Game of Thrones may introduce us to new claimants for the Iron Throne each season, but we are yet to see a serious contender of colour. Westeros under the Lannisters is overall a white place with little cultural diversity. And up at the wall, The Nights Watch doesn’t fare much better. Ironically, it seems that to “take the black”, you can be a former criminal, a bastard son, anything – as long as you are white.

But surely over the sea in the world of the “feminist icon” Daenerys Targaryen we can find a strong ethnic minority character? It has been argued that she saves the Dothraki brethren from racism, and frees slaves, but these are story arcs that reinforce cultural stereotypes.

The Dothraki are a nomadic horse-riding clan who George Martin acknowledges are based upon amongst others on the Mongols and the Huns. In both the books and the series (where they have a Middle Eastern colouring) they are seen by those in Westeros as savages, and portrayed as such. Their wedding celebrations include public killings, and unlike those from Westeros and the North have no evidence of high learning, as in the Maesters of Westeros. This is of course contrasted by the history of the regions of Asia from which the clans that they are based on emerge, whose seats of learning provided the base for modern philosophy.
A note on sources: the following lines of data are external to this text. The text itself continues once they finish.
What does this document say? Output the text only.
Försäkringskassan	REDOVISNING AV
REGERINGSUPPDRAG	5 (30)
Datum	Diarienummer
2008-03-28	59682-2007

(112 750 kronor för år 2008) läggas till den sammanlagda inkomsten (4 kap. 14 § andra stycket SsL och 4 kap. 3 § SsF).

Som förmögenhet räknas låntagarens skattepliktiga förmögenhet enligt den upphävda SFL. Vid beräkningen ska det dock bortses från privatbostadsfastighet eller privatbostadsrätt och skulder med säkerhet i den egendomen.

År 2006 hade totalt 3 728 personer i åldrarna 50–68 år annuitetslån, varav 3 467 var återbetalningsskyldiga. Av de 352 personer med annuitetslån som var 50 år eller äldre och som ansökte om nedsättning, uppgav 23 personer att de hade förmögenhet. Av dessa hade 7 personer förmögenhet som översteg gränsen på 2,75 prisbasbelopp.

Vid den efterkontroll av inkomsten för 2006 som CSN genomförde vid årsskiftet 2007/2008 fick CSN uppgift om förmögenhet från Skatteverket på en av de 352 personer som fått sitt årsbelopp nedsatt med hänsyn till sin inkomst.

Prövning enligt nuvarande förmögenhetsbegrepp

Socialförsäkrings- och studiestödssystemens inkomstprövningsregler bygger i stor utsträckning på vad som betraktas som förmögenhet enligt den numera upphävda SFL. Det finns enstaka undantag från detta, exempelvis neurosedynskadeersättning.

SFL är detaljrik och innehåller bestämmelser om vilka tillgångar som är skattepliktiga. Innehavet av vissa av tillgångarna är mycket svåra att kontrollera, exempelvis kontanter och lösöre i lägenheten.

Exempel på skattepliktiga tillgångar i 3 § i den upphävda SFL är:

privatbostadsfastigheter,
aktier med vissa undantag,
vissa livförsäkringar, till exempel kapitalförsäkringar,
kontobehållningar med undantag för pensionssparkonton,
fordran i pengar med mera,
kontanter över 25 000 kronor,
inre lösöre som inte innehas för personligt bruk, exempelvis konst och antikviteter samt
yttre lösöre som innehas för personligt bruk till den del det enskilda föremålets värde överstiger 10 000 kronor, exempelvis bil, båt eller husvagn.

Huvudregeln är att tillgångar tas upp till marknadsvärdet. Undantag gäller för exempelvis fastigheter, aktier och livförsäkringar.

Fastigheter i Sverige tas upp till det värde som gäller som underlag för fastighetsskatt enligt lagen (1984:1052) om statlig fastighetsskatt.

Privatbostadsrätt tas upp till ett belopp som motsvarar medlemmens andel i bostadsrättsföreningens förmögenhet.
After the death of Khal Drago, Daenerys is abandoned by the Khalsar, but with dragons in tow, she seeks to conquer her own kingdom. And so we come to the sight of Daenerys freeing the black slaves of Astapor. And now Daenerys is surrounded by a sea of “freed men” who refer to her as mother.

But freedom under Daenerys does not equal empowerment. They are portrayed as nameless and incapable of decision – it is only Daenerys’s action that allows them to break out of their chains.

But Game of Thrones has only just begun its latest season, and The Crimson Field its first ever episode. There’s still hope, right?